Die Inzidenz der HIV-Neuerkrankungen steigt weiter. Auch wenn die antiretrovirale Therapie weltweit zunehmend verfügbar ist, bleibt die Verhinderung der Infektion nach wie vor das oberste Ziel, da die Erkrankung zu einer lebenslangen Abhängigkeit von Arzneimitteln führt. Die Abhängigkeit von der Pharmaindustrie ist gerade für „Dritte-Welt-Länder” ein großes Problem. Die Therapie hat zudem viele, zum Teil schwerwiegende UAW. Bei HIV-Infizierten treten trotz Therapie gehäuft Lymphome, Analkarzinome oder andere Komplikationen auf, die die Lebenserwartung verkürzen können. Die HIV-Pandemie kann zurzeit nur durch neue Präventionsmaßnahmen eingedämmt werden, denn ein effektiver Impfstoff ist in den nächsten 15 Jahren nicht zu erwarten (1).
Datenlage: Bereits 1986 gab es erste Hinweise, dass das HIV bei Zirkumzision seltener übertragen wird (2, 3). In weiteren Studien konnte gezeigt werden, dass in Regionen, in denen das HIV hauptsächlich heterosexuell übertragen wird, die Prävalenz von HIV invers mit der Rate der Zirkumzisionen korreliert war (4-7). In über 30 „Cross-Sectional”-Studien wurde eine niedrigere HIV-Prävalenz bei Männern mit Zirkumzision im Vergleich zu unbeschnittenen gefunden (8). In weiteren 14 prospektiven Studien wurden diese Daten bestätigt. Der protektive Effekt der Zirkumzision lag in diesen Studien zwischen 48% und 88% (8, 9). Eine systematische Metaanalyse der Studien aus dem Gebiet „Sub-Sahara-Afrika” bestätigte diesen Trend (10). In einer Kohorten-Studie aus Uganda mit Paaren, bei denen die Frau HIV-infiziert und der Mann anfangs noch HIV-negativ war, infizierten sich in einem Beobachtungszeitraum von zwei Jahren 37 von 134 unbeschnittenen und keiner von 50 beschnittenen Männern (11).

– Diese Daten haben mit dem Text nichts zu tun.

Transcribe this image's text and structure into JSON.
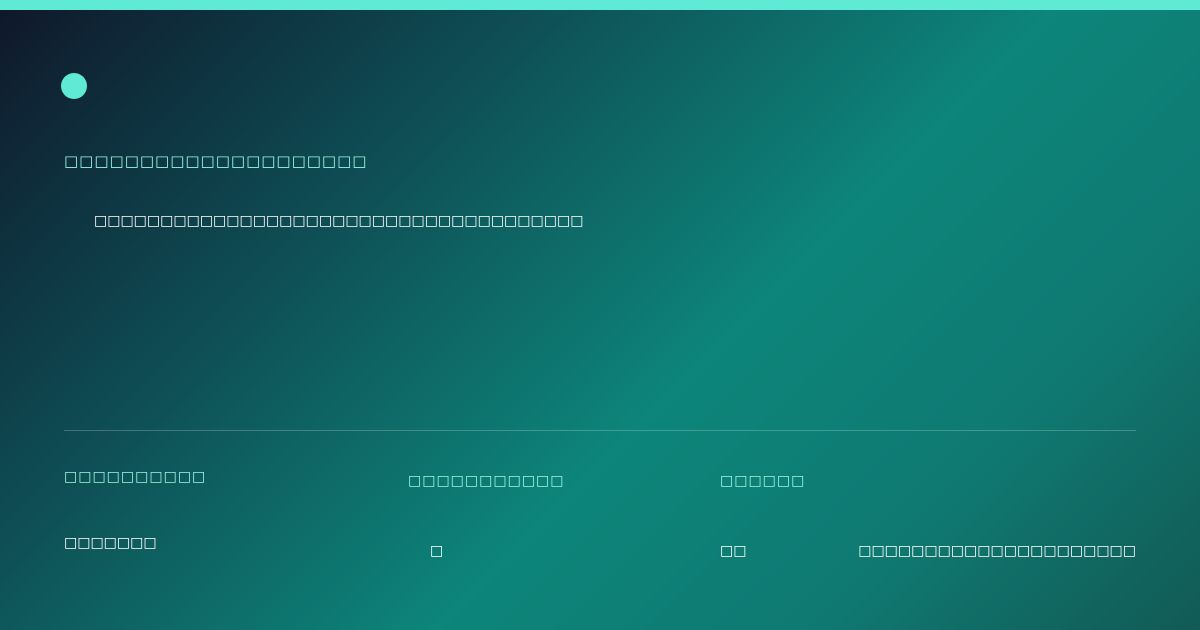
{
  "colors": {
    "accent": "#5eead4",
    "label_text": "#99f6e4",
    "body_text": "#ffffff",
    "background_start": "#0f172a",
    "background_mid": "#0d857a",
    "background_end": "#125a55"
  },
  "header": {
    "logo_icon": "circle-dot",
    "headline": "□□□□□□□□□□□□□□□□□□□□",
    "subline": "□□□□□□□□□□□□□□□□□□□□□□□□□□□□□□□□□□□□□"
  },
  "stats": [
    {
      "label": "□□□□□□□□□□",
      "value": "□□□□□□□"
    },
    {
      "label": "□□□□□□□□□□□",
      "value": "□"
    },
    {
      "label": "□□□□□□",
      "value": "□□"
    }
  ],
  "footer_note": "□□□□□□□□□□□□□□□□□□□□□"
}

Kürzlich erschienen weitere randomisierte, kontrollierte prospektive Studien, die diese Ergebnisse stützen. So wurde eine Studie mit 18-24-jährigen Männern in Orange Farm, Südafrika, nach einer Zwischenauswertung beendet, weil sie in der „Intention-to-treat”-Analyse einen 60%-igen Schutz ergab (Inzidenz 0,85 bei Beschnittenen, 2,1 bei Unbeschnittenen). Das sonstige Verhalten (Sexualpraktiken, Kondombenutzung) war in beiden Gruppen sehr ähnlich (12). Eine Longitudinal-Studie mit 745 kenianischen LKW-Fahrern hat die HIV-Übertragung pro Koitus berechnet. Diese Gruppe wurde ausgewählt, da LKW-Fahrer „berufsbedingt” häufig verschiedene Sexualpartnerinnen mit hoher HIV-Wahrscheinlichkeit haben. Auch in dieser Gruppe zeigte sich, dass Neuinfektionen mit HIV bei Unbeschnittenen deutlich häufiger waren als bei Beschnittenen (13). Eine prospektive Studie aus den USA mit 3257 Homosexuellen und hohem Risiko für eine HIV-Infektion ergab, dass auch in dieser Risikogruppe die Übertragung von HIV bei Unbeschnittenen doppelt so häufig war wie bei Beschnittenen (14). Die WHO- und die UN-Behörden warnten vor zu schnellen Rückschlüssen und wollten vor einer generellen Empfehlung für die Zirkumzision in diesen Hochrisikogebieten noch eine weitere klinische Studie abwarten. Diese Studie ist kürzlich im Lancet erschienen (15).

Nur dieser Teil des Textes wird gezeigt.